Las investigaciones señalan que hay mejora de los aprendizajes por hacer algo distinto, y no por hacer lo mismo que en el ciclo escolar; por eso, los cursos de “regularización” no sólo no son tan queridos, sino que generan en la mayoría de los casos resultados imperceptibles o hasta contraproducentes. No sólo museos, parques y espacios públicos pueden y deben habilitarse para convertirse en focos de actividad infantil en el verano, con talleres, juegos estructurados, expresión artística y deportiva, sino que también las escuelas pueden hacerlo. La clave está en que no sea una versión remedial y distorsionada de la escuela de siempre, sino la oportunidad de probar cosas nuevas, de experimentar, de favorecer una convivencia distinta con las familias y los chicos mismos.

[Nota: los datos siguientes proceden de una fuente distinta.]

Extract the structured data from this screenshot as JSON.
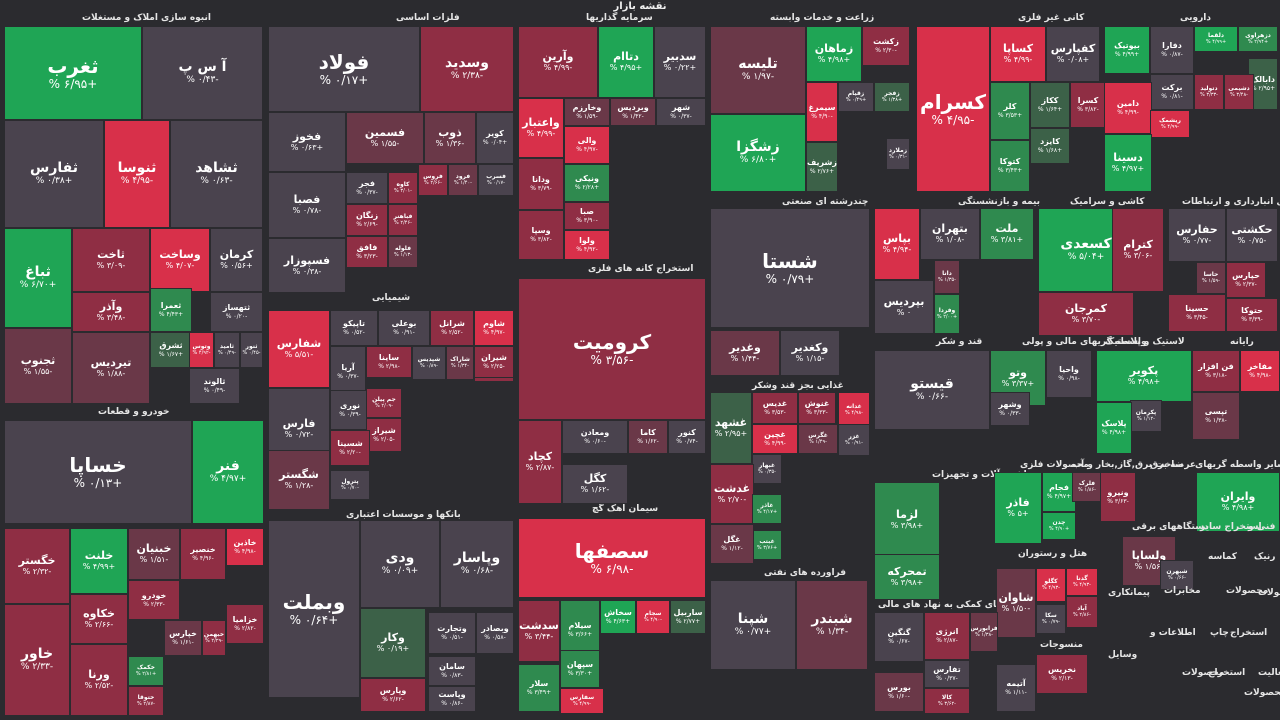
{
  "page": {
    "title": "نقشه بازار"
  },
  "colors": {
    "pos3": "#1fa555",
    "pos2": "#2f8a4f",
    "pos1": "#3c6148",
    "neu": "#4a434e",
    "neg1": "#6a3848",
    "neg2": "#8f2e44",
    "neg3": "#d8304a"
  },
  "sections": [
    {
      "label": "انبوه سازی املاک و مستغلات"
    },
    {
      "label": "فلزات اساسی"
    },
    {
      "label": "سرمایه گذاریها"
    },
    {
      "label": "زراعت و خدمات وابسته"
    },
    {
      "label": "کانی غیر فلزی"
    },
    {
      "label": "دارویی"
    },
    {
      "label": "شیمیایی"
    },
    {
      "label": "استخراج کانه های فلزی"
    },
    {
      "label": "چندرشته ای صنعتی"
    },
    {
      "label": "بیمه و بازنشستگی"
    },
    {
      "label": "کاشی و سرامیک"
    },
    {
      "label": "حمل و نقل انبارداری و ارتباطات"
    },
    {
      "label": "خودرو و قطعات"
    },
    {
      "label": "بانکها و موسسات اعتباری"
    },
    {
      "label": "سیمان آهک گچ"
    },
    {
      "label": "غذایی بجز قند وشکر"
    },
    {
      "label": "قند و شکر"
    },
    {
      "label": "واسطه گریهای مالی و پولی"
    },
    {
      "label": "لاستیک و پلاستیک"
    },
    {
      "label": "رایانه"
    },
    {
      "label": "ماشین آلات و تجهیزات"
    },
    {
      "label": "محصولات فلزی"
    },
    {
      "label": "ساخت برق,گاز,بخار و آب"
    },
    {
      "label": "عرضه برق"
    },
    {
      "label": "سایر واسطه گریهای"
    },
    {
      "label": "فراورده های نفتی"
    },
    {
      "label": "هتل و رستوران"
    },
    {
      "label": "فعالیتهای کمکی به نهاد های مالی"
    },
    {
      "label": "منسوجات"
    }
  ],
  "tiles": [
    {
      "name": "ثغرب",
      "change": "+۶/۹۵ %",
      "tone": "pos3"
    },
    {
      "name": "آ س پ",
      "change": "-۰/۴۳ %",
      "tone": "neu"
    },
    {
      "name": "ثفارس",
      "change": "+۰/۳۸ %",
      "tone": "neu"
    },
    {
      "name": "ثنوسا",
      "change": "-۴/۹۵ %",
      "tone": "neg3"
    },
    {
      "name": "ثشاهد",
      "change": "-۰/۶۳ %",
      "tone": "neu"
    },
    {
      "name": "ثباغ",
      "change": "+۶/۷۰ %",
      "tone": "pos3"
    },
    {
      "name": "ثاخت",
      "change": "-۳/۰۹ %",
      "tone": "neg2"
    },
    {
      "name": "وساخت",
      "change": "-۴/۰۷ %",
      "tone": "neg3"
    },
    {
      "name": "کرمان",
      "change": "+۰/۵۶ %",
      "tone": "neu"
    },
    {
      "name": "وآذر",
      "change": "-۳/۴۸ %",
      "tone": "neg2"
    },
    {
      "name": "ثعمرا",
      "change": "+۴/۴۳ %",
      "tone": "pos2"
    },
    {
      "name": "ثتهساز",
      "change": "-۰/۲۰ %",
      "tone": "neu"
    },
    {
      "name": "ثجنوب",
      "change": "-۱/۵۵ %",
      "tone": "neg1"
    },
    {
      "name": "تیردیس",
      "change": "-۱/۸۸ %",
      "tone": "neg1"
    },
    {
      "name": "ثشرق",
      "change": "+۱/۶۷ %",
      "tone": "pos1"
    },
    {
      "name": "وتوس",
      "change": "-۴/۹۲ %",
      "tone": "neg3"
    },
    {
      "name": "ثامید",
      "change": "-۰/۴۹ %",
      "tone": "neu"
    },
    {
      "name": "ثنور",
      "change": "-۰/۴۵ %",
      "tone": "neu"
    },
    {
      "name": "ثالوند",
      "change": "-۰/۴۹ %",
      "tone": "neu"
    },
    {
      "name": "فولاد",
      "change": "+۰/۱۷ %",
      "tone": "neu"
    },
    {
      "name": "وسدید",
      "change": "-۲/۳۸ %",
      "tone": "neg2"
    },
    {
      "name": "فخوز",
      "change": "+۰/۶۳ %",
      "tone": "neu"
    },
    {
      "name": "فسمین",
      "change": "-۱/۵۵ %",
      "tone": "neg1"
    },
    {
      "name": "ذوب",
      "change": "-۱/۳۶ %",
      "tone": "neg1"
    },
    {
      "name": "کویر",
      "change": "+۰/۰۴ %",
      "tone": "neu"
    },
    {
      "name": "فصبا",
      "change": "-۰/۷۸ %",
      "tone": "neu"
    },
    {
      "name": "فجر",
      "change": "-۰/۳۷ %",
      "tone": "neu"
    },
    {
      "name": "کاوه",
      "change": "-۳/۰۱ %",
      "tone": "neg2"
    },
    {
      "name": "فروس",
      "change": "-۲/۶۶ %",
      "tone": "neg2"
    },
    {
      "name": "فرود",
      "change": "-۱/۴۰ %",
      "tone": "neg1"
    },
    {
      "name": "فسرب",
      "change": "-۰/۱۷ %",
      "tone": "neu"
    },
    {
      "name": "زنگان",
      "change": "-۲/۶۹ %",
      "tone": "neg2"
    },
    {
      "name": "فباهنر",
      "change": "-۲/۴۶ %",
      "tone": "neg2"
    },
    {
      "name": "فسپوزار",
      "change": "-۰/۳۸ %",
      "tone": "neu"
    },
    {
      "name": "فلوله",
      "change": "-۱/۱۳ %",
      "tone": "neg1"
    },
    {
      "name": "فافق",
      "change": "-۳/۲۳ %",
      "tone": "neg2"
    },
    {
      "name": "وآرین",
      "change": "-۴/۹۹ %",
      "tone": "neg2"
    },
    {
      "name": "دتاام",
      "change": "+۴/۹۵ %",
      "tone": "pos3"
    },
    {
      "name": "سدبیر",
      "change": "+۰/۲۲ %",
      "tone": "neu"
    },
    {
      "name": "واعتبار",
      "change": "-۴/۹۹ %",
      "tone": "neg3"
    },
    {
      "name": "وخارزم",
      "change": "-۱/۵۹ %",
      "tone": "neg1"
    },
    {
      "name": "وبرديس",
      "change": "-۱/۴۲ %",
      "tone": "neg1"
    },
    {
      "name": "شهر",
      "change": "-۰/۳۷ %",
      "tone": "neu"
    },
    {
      "name": "والی",
      "change": "-۴/۹۷ %",
      "tone": "neg3"
    },
    {
      "name": "ونیکی",
      "change": "+۲/۲۸ %",
      "tone": "pos2"
    },
    {
      "name": "ودانا",
      "change": "-۳/۷۹ %",
      "tone": "neg2"
    },
    {
      "name": "صبا",
      "change": "-۳/۹۰ %",
      "tone": "neg2"
    },
    {
      "name": "وسپا",
      "change": "-۳/۸۲ %",
      "tone": "neg2"
    },
    {
      "name": "ولوا",
      "change": "-۴/۹۲ %",
      "tone": "neg3"
    },
    {
      "name": "تلیسه",
      "change": "-۱/۹۷ %",
      "tone": "neg1"
    },
    {
      "name": "زماهان",
      "change": "+۴/۹۸ %",
      "tone": "pos3"
    },
    {
      "name": "زکشت",
      "change": "-۲/۳۰ %",
      "tone": "neg2"
    },
    {
      "name": "زقیام",
      "change": "+۰/۴۹ %",
      "tone": "neu"
    },
    {
      "name": "زفجر",
      "change": "+۱/۳۸ %",
      "tone": "pos1"
    },
    {
      "name": "سیمرغ",
      "change": "-۴/۹۰ %",
      "tone": "neg3"
    },
    {
      "name": "زشگزا",
      "change": "+۶/۸۰ %",
      "tone": "pos3"
    },
    {
      "name": "زملارد",
      "change": "-۰/۳۱ %",
      "tone": "neu"
    },
    {
      "name": "زشریف",
      "change": "+۲/۷۶ %",
      "tone": "pos1"
    },
    {
      "name": "کسرام",
      "change": "-۴/۹۵ %",
      "tone": "neg3"
    },
    {
      "name": "کساپا",
      "change": "-۴/۹۹ %",
      "tone": "neg3"
    },
    {
      "name": "کفپارس",
      "change": "+۰/۰۸ %",
      "tone": "neu"
    },
    {
      "name": "کلر",
      "change": "+۳/۵۳ %",
      "tone": "pos2"
    },
    {
      "name": "ککاز",
      "change": "+۱/۶۴ %",
      "tone": "pos1"
    },
    {
      "name": "کسرا",
      "change": "-۳/۸۲ %",
      "tone": "neg2"
    },
    {
      "name": "کایزد",
      "change": "+۱/۶۸ %",
      "tone": "pos1"
    },
    {
      "name": "کتوکا",
      "change": "+۳/۴۳ %",
      "tone": "pos2"
    },
    {
      "name": "بیوتیک",
      "change": "+۴/۹۹ %",
      "tone": "pos3"
    },
    {
      "name": "دفارا",
      "change": "-۰/۸۷ %",
      "tone": "neu"
    },
    {
      "name": "دلقما",
      "change": "+۴/۹۹ %",
      "tone": "pos3"
    },
    {
      "name": "دزهراوی",
      "change": "+۲/۹۴ %",
      "tone": "pos2"
    },
    {
      "name": "برکت",
      "change": "-۰/۸۱ %",
      "tone": "neu"
    },
    {
      "name": "دتولید",
      "change": "-۳/۳۳ %",
      "tone": "neg2"
    },
    {
      "name": "دابالک",
      "change": "+۲/۹۵ %",
      "tone": "pos1"
    },
    {
      "name": "دشیمی",
      "change": "-۳/۴۸ %",
      "tone": "neg2"
    },
    {
      "name": "دامین",
      "change": "-۴/۹۹ %",
      "tone": "neg3"
    },
    {
      "name": "ریشمک",
      "change": "-۴/۹۹ %",
      "tone": "neg3"
    },
    {
      "name": "دسینا",
      "change": "+۴/۹۷ %",
      "tone": "pos3"
    },
    {
      "name": "شستا",
      "change": "+۰/۷۹ %",
      "tone": "neu"
    },
    {
      "name": "بپاس",
      "change": "-۴/۹۴ %",
      "tone": "neg3"
    },
    {
      "name": "بتهران",
      "change": "-۱/۰۸ %",
      "tone": "neu"
    },
    {
      "name": "ملت",
      "change": "+۳/۸۱ %",
      "tone": "pos2"
    },
    {
      "name": "بپردیس",
      "change": "۰ %",
      "tone": "neu"
    },
    {
      "name": "دانا",
      "change": "-۱/۳۵ %",
      "tone": "neg1"
    },
    {
      "name": "وفردا",
      "change": "+۲/۰۰ %",
      "tone": "pos2"
    },
    {
      "name": "کسعدی",
      "change": "+۵/۰۴ %",
      "tone": "pos3"
    },
    {
      "name": "کترام",
      "change": "-۳/۰۶ %",
      "tone": "neg2"
    },
    {
      "name": "کمرجان",
      "change": "-۳/۷۰ %",
      "tone": "neg2"
    },
    {
      "name": "حفارس",
      "change": "-۰/۷۷ %",
      "tone": "neu"
    },
    {
      "name": "حکشتی",
      "change": "-۰/۷۵ %",
      "tone": "neu"
    },
    {
      "name": "حاسا",
      "change": "-۱/۵۹ %",
      "tone": "neg1"
    },
    {
      "name": "حپارس",
      "change": "-۲/۳۷ %",
      "tone": "neg2"
    },
    {
      "name": "حسینا",
      "change": "-۳/۴۵ %",
      "tone": "neg2"
    },
    {
      "name": "حتوکا",
      "change": "-۳/۳۹ %",
      "tone": "neg2"
    },
    {
      "name": "خساپا",
      "change": "+۰/۱۳ %",
      "tone": "neu"
    },
    {
      "name": "فنر",
      "change": "+۴/۹۷ %",
      "tone": "pos3"
    },
    {
      "name": "خگستر",
      "change": "-۲/۳۲ %",
      "tone": "neg2"
    },
    {
      "name": "خلنت",
      "change": "+۴/۹۹ %",
      "tone": "pos3"
    },
    {
      "name": "خبنیان",
      "change": "-۱/۵۱ %",
      "tone": "neg1"
    },
    {
      "name": "خنصیر",
      "change": "-۴/۹۶ %",
      "tone": "neg2"
    },
    {
      "name": "خاذین",
      "change": "-۴/۹۸ %",
      "tone": "neg3"
    },
    {
      "name": "خودرو",
      "change": "-۲/۳۳ %",
      "tone": "neg2"
    },
    {
      "name": "خکاوه",
      "change": "-۲/۶۶ %",
      "tone": "neg2"
    },
    {
      "name": "خاور",
      "change": "-۲/۳۳ %",
      "tone": "neg2"
    },
    {
      "name": "ورنا",
      "change": "-۲/۵۲ %",
      "tone": "neg2"
    },
    {
      "name": "خزامیا",
      "change": "-۲/۸۲ %",
      "tone": "neg2"
    },
    {
      "name": "خکمک",
      "change": "+۲/۸۱ %",
      "tone": "pos2"
    },
    {
      "name": "خپارس",
      "change": "-۱/۶۱ %",
      "tone": "neg1"
    },
    {
      "name": "خبهمن",
      "change": "-۲/۲۹ %",
      "tone": "neg2"
    },
    {
      "name": "ختوقا",
      "change": "-۲/۸۷ %",
      "tone": "neg2"
    },
    {
      "name": "شفارس",
      "change": "-۵/۵۱ %",
      "tone": "neg3"
    },
    {
      "name": "تاپیکو",
      "change": "-۰/۵۲ %",
      "tone": "neu"
    },
    {
      "name": "بوعلی",
      "change": "-۰/۹۱ %",
      "tone": "neu"
    },
    {
      "name": "شرانل",
      "change": "-۲/۵۲ %",
      "tone": "neg2"
    },
    {
      "name": "شاوم",
      "change": "-۴/۹۷ %",
      "tone": "neg3"
    },
    {
      "name": "شپنا",
      "change": "-۳/۲۹ %",
      "tone": "neg2"
    },
    {
      "name": "آریا",
      "change": "-۰/۳۷ %",
      "tone": "neu"
    },
    {
      "name": "ساینا",
      "change": "-۲/۹۸ %",
      "tone": "neg2"
    },
    {
      "name": "شپدیس",
      "change": "-۰/۸۹ %",
      "tone": "neu"
    },
    {
      "name": "شاراک",
      "change": "-۱/۳۴ %",
      "tone": "neg1"
    },
    {
      "name": "شیران",
      "change": "-۲/۲۵ %",
      "tone": "neg2"
    },
    {
      "name": "فارس",
      "change": "-۰/۷۲ %",
      "tone": "neu"
    },
    {
      "name": "نوری",
      "change": "-۰/۳۹ %",
      "tone": "neu"
    },
    {
      "name": "جم پیلن",
      "change": "-۲/۰۹ %",
      "tone": "neg2"
    },
    {
      "name": "شیراز",
      "change": "-۲/۰۵ %",
      "tone": "neg2"
    },
    {
      "name": "شگستر",
      "change": "-۱/۲۸ %",
      "tone": "neg1"
    },
    {
      "name": "شسینا",
      "change": "-۲/۲۰ %",
      "tone": "neg2"
    },
    {
      "name": "پترول",
      "change": "-۰/۷۰ %",
      "tone": "neu"
    },
    {
      "name": "کرومیت",
      "change": "-۳/۵۶ %",
      "tone": "neg2"
    },
    {
      "name": "کچاد",
      "change": "-۲/۸۷ %",
      "tone": "neg2"
    },
    {
      "name": "ومعادن",
      "change": "-۰/۶۰ %",
      "tone": "neu"
    },
    {
      "name": "کاما",
      "change": "-۱/۶۲ %",
      "tone": "neg1"
    },
    {
      "name": "کنور",
      "change": "-۰/۷۴ %",
      "tone": "neu"
    },
    {
      "name": "کگل",
      "change": "-۱/۶۲ %",
      "tone": "neu"
    },
    {
      "name": "ودی",
      "change": "+۰/۰۹ %",
      "tone": "neu"
    },
    {
      "name": "وپاسار",
      "change": "-۰/۶۸ %",
      "tone": "neu"
    },
    {
      "name": "وبملت",
      "change": "+۰/۶۴ %",
      "tone": "neu"
    },
    {
      "name": "وکار",
      "change": "+۰/۱۹ %",
      "tone": "pos1"
    },
    {
      "name": "وتجارت",
      "change": "-۰/۵۱ %",
      "tone": "neu"
    },
    {
      "name": "وبصادر",
      "change": "-۰/۵۸ %",
      "tone": "neu"
    },
    {
      "name": "سامان",
      "change": "-۰/۸۳ %",
      "tone": "neu"
    },
    {
      "name": "وپارس",
      "change": "-۲/۶۲ %",
      "tone": "neg2"
    },
    {
      "name": "وپاست",
      "change": "-۰/۸۶ %",
      "tone": "neu"
    },
    {
      "name": "سصفها",
      "change": "-۶/۹۸ %",
      "tone": "neg3"
    },
    {
      "name": "سدشت",
      "change": "-۳/۴۴ %",
      "tone": "neg2"
    },
    {
      "name": "سیلام",
      "change": "+۳/۶۶ %",
      "tone": "pos2"
    },
    {
      "name": "سخاش",
      "change": "+۴/۶۳ %",
      "tone": "pos3"
    },
    {
      "name": "سجام",
      "change": "-۴/۹۰ %",
      "tone": "neg3"
    },
    {
      "name": "ساربیل",
      "change": "+۲/۷۷ %",
      "tone": "pos1"
    },
    {
      "name": "سپهان",
      "change": "+۳/۳۰ %",
      "tone": "pos2"
    },
    {
      "name": "سلار",
      "change": "+۳/۴۹ %",
      "tone": "pos2"
    },
    {
      "name": "سفارس",
      "change": "-۴/۹۹ %",
      "tone": "neg3"
    },
    {
      "name": "وغدیر",
      "change": "-۱/۴۴ %",
      "tone": "neg1"
    },
    {
      "name": "وکغدیر",
      "change": "-۱/۱۵ %",
      "tone": "neu"
    },
    {
      "name": "غدیس",
      "change": "-۳/۵۳ %",
      "tone": "neg2"
    },
    {
      "name": "غنوش",
      "change": "-۳/۳۳ %",
      "tone": "neg2"
    },
    {
      "name": "غدانه",
      "change": "-۴/۹۸ %",
      "tone": "neg3"
    },
    {
      "name": "غشهد",
      "change": "+۲/۹۵ %",
      "tone": "pos1"
    },
    {
      "name": "غچین",
      "change": "-۴/۹۹ %",
      "tone": "neg3"
    },
    {
      "name": "غگرس",
      "change": "-۱/۴۹ %",
      "tone": "neg1"
    },
    {
      "name": "غبهار",
      "change": "-۰/۳۵ %",
      "tone": "neu"
    },
    {
      "name": "غدشت",
      "change": "-۲/۷۰ %",
      "tone": "neg2"
    },
    {
      "name": "غاذر",
      "change": "+۴/۱۷ %",
      "tone": "pos2"
    },
    {
      "name": "غبتب",
      "change": "+۳/۷۶ %",
      "tone": "pos2"
    },
    {
      "name": "غگل",
      "change": "-۱/۱۲ %",
      "tone": "neg1"
    },
    {
      "name": "غزر",
      "change": "-۰/۹۱ %",
      "tone": "neu"
    },
    {
      "name": "قیستو",
      "change": "-۰/۶۶ %",
      "tone": "neu"
    },
    {
      "name": "وتو",
      "change": "+۳/۳۷ %",
      "tone": "pos2"
    },
    {
      "name": "واحیا",
      "change": "-۰/۹۸ %",
      "tone": "neu"
    },
    {
      "name": "وشهر",
      "change": "-۰/۳۳ %",
      "tone": "neu"
    },
    {
      "name": "پکویر",
      "change": "+۴/۹۸ %",
      "tone": "pos3"
    },
    {
      "name": "پکرمان",
      "change": "-۱/۱۲ %",
      "tone": "neu"
    },
    {
      "name": "پلاسک",
      "change": "+۴/۹۸ %",
      "tone": "pos3"
    },
    {
      "name": "مفاخر",
      "change": "-۴/۹۸ %",
      "tone": "neg3"
    },
    {
      "name": "فن افزار",
      "change": "-۳/۱۸ %",
      "tone": "neg2"
    },
    {
      "name": "سپ",
      "change": "-۱/۳۸ %",
      "tone": "neg1"
    },
    {
      "name": "تپسی",
      "change": "-۱/۳۸ %",
      "tone": "neg1"
    },
    {
      "name": "لزما",
      "change": "+۳/۹۸ %",
      "tone": "pos2"
    },
    {
      "name": "تمحرکه",
      "change": "+۳/۹۸ %",
      "tone": "pos2"
    },
    {
      "name": "فاذر",
      "change": "+۵ %",
      "tone": "pos3"
    },
    {
      "name": "فجام",
      "change": "+۴/۹۷ %",
      "tone": "pos3"
    },
    {
      "name": "فلرک",
      "change": "-۱/۸۶ %",
      "tone": "neg1"
    },
    {
      "name": "چدن",
      "change": "+۴/۹۰ %",
      "tone": "pos3"
    },
    {
      "name": "ونیرو",
      "change": "-۳/۶۳ %",
      "tone": "neg2"
    },
    {
      "name": "وایران",
      "change": "+۴/۹۸ %",
      "tone": "pos3"
    },
    {
      "name": "ولساپا",
      "change": "-۱/۵۶ %",
      "tone": "neg1"
    },
    {
      "name": "شپنا",
      "change": "+۰/۷۷ %",
      "tone": "neu"
    },
    {
      "name": "شبندر",
      "change": "-۱/۳۴ %",
      "tone": "neg1"
    },
    {
      "name": "شبهرن",
      "change": "-۰/۶۶ %",
      "tone": "neu"
    },
    {
      "name": "شاوان",
      "change": "-۱/۵۰ %",
      "tone": "neg1"
    },
    {
      "name": "کگلو",
      "change": "-۴/۹۳ %",
      "tone": "neg3"
    },
    {
      "name": "گدنا",
      "change": "-۴/۹۳ %",
      "tone": "neg3"
    },
    {
      "name": "سکا",
      "change": "-۰/۷۹ %",
      "tone": "neu"
    },
    {
      "name": "آباد",
      "change": "-۲/۸۶ %",
      "tone": "neg2"
    },
    {
      "name": "گنگین",
      "change": "-۰/۶۷ %",
      "tone": "neu"
    },
    {
      "name": "انرژی",
      "change": "-۲/۸۷ %",
      "tone": "neg2"
    },
    {
      "name": "فرابورس",
      "change": "-۱/۳۸ %",
      "tone": "neg1"
    },
    {
      "name": "تفارس",
      "change": "-۰/۳۷ %",
      "tone": "neu"
    },
    {
      "name": "بورس",
      "change": "-۱/۶۰ %",
      "tone": "neg1"
    },
    {
      "name": "کالا",
      "change": "-۳/۶۲ %",
      "tone": "neg2"
    },
    {
      "name": "آتیمه",
      "change": "-۱/۱۱ %",
      "tone": "neu"
    },
    {
      "name": "نخریس",
      "change": "-۲/۱۳ %",
      "tone": "neg2"
    },
    {
      "name": "نمرینو",
      "change": "+۳/۸۰ %",
      "tone": "pos2"
    }
  ],
  "labels": [
    {
      "text": "دستگاههای برقی"
    },
    {
      "text": "استخراج سایر"
    },
    {
      "text": "فنی و"
    },
    {
      "text": "کماسه"
    },
    {
      "text": "رنیک"
    },
    {
      "text": "پیمانکاری"
    },
    {
      "text": "مخابرات"
    },
    {
      "text": "محصولات"
    },
    {
      "text": "محصولات"
    },
    {
      "text": "اطلاعات و"
    },
    {
      "text": "چاپ"
    },
    {
      "text": "استخراج"
    },
    {
      "text": "وسایل"
    },
    {
      "text": "محصولات"
    },
    {
      "text": "استخراج"
    },
    {
      "text": "فعالیت"
    },
    {
      "text": "محصولات"
    }
  ]
}
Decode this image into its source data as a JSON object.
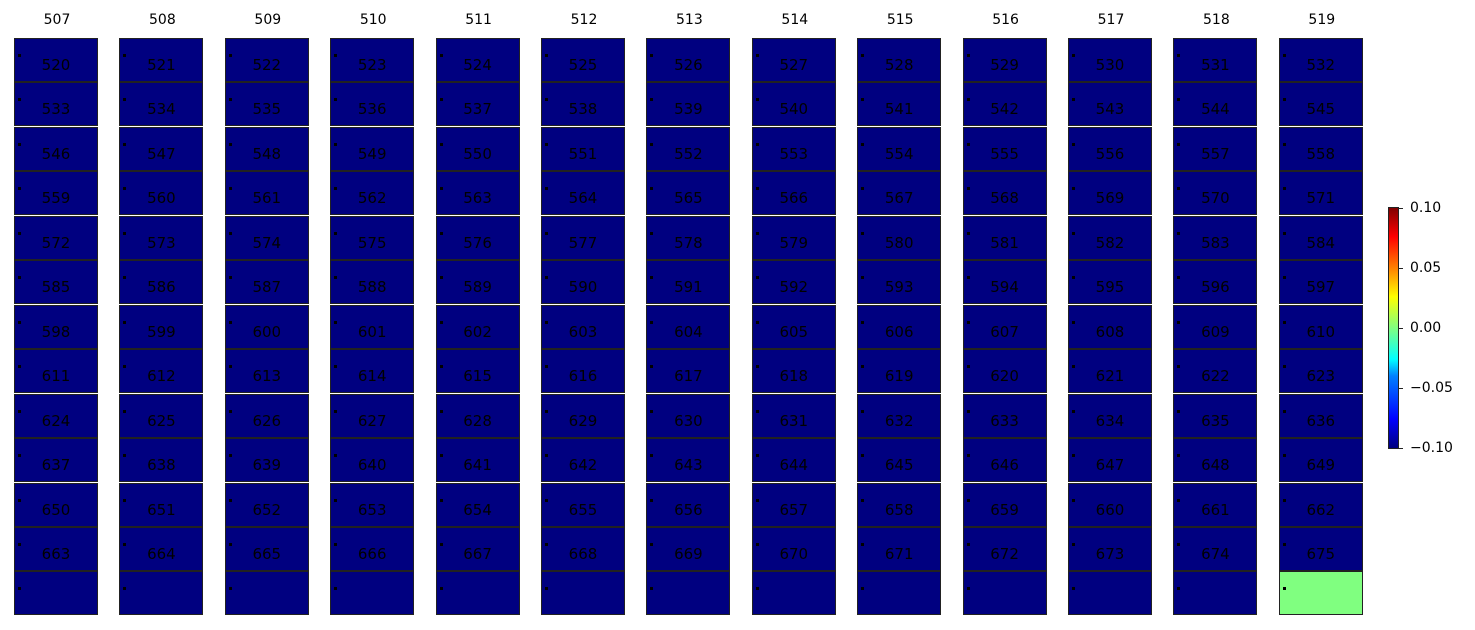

En la lógica de “se necesita la aldea entera para educar a un niño” no todo tiene que ser cursos de verano improvisados y costosos, que decepcionan a los niños porque no dejan de traslucir su intención de solo “mantenerlos entretenidos”, de “cansarlos”. Todos estamos convocados a pensar con más creatividad para colaborar con programas de barrio y de comunidad, acordando con las familias y entre los maestros algunas posibilidades de contar cuentos, hacer artesanías, dibujar y pintar, probar con un nuevo deporte. No sólo nos vamos a pasar un gran recreo, que literalmente nos re-cree, sino que también estaremos previniendo el abandono escolar y luchando por la equidad desde un aspecto –no el único, pero uno importante que ya no nos debe pasar desapercibido- para que no sea el poder de compra el que determine lo que pasa con los jóvenes de México.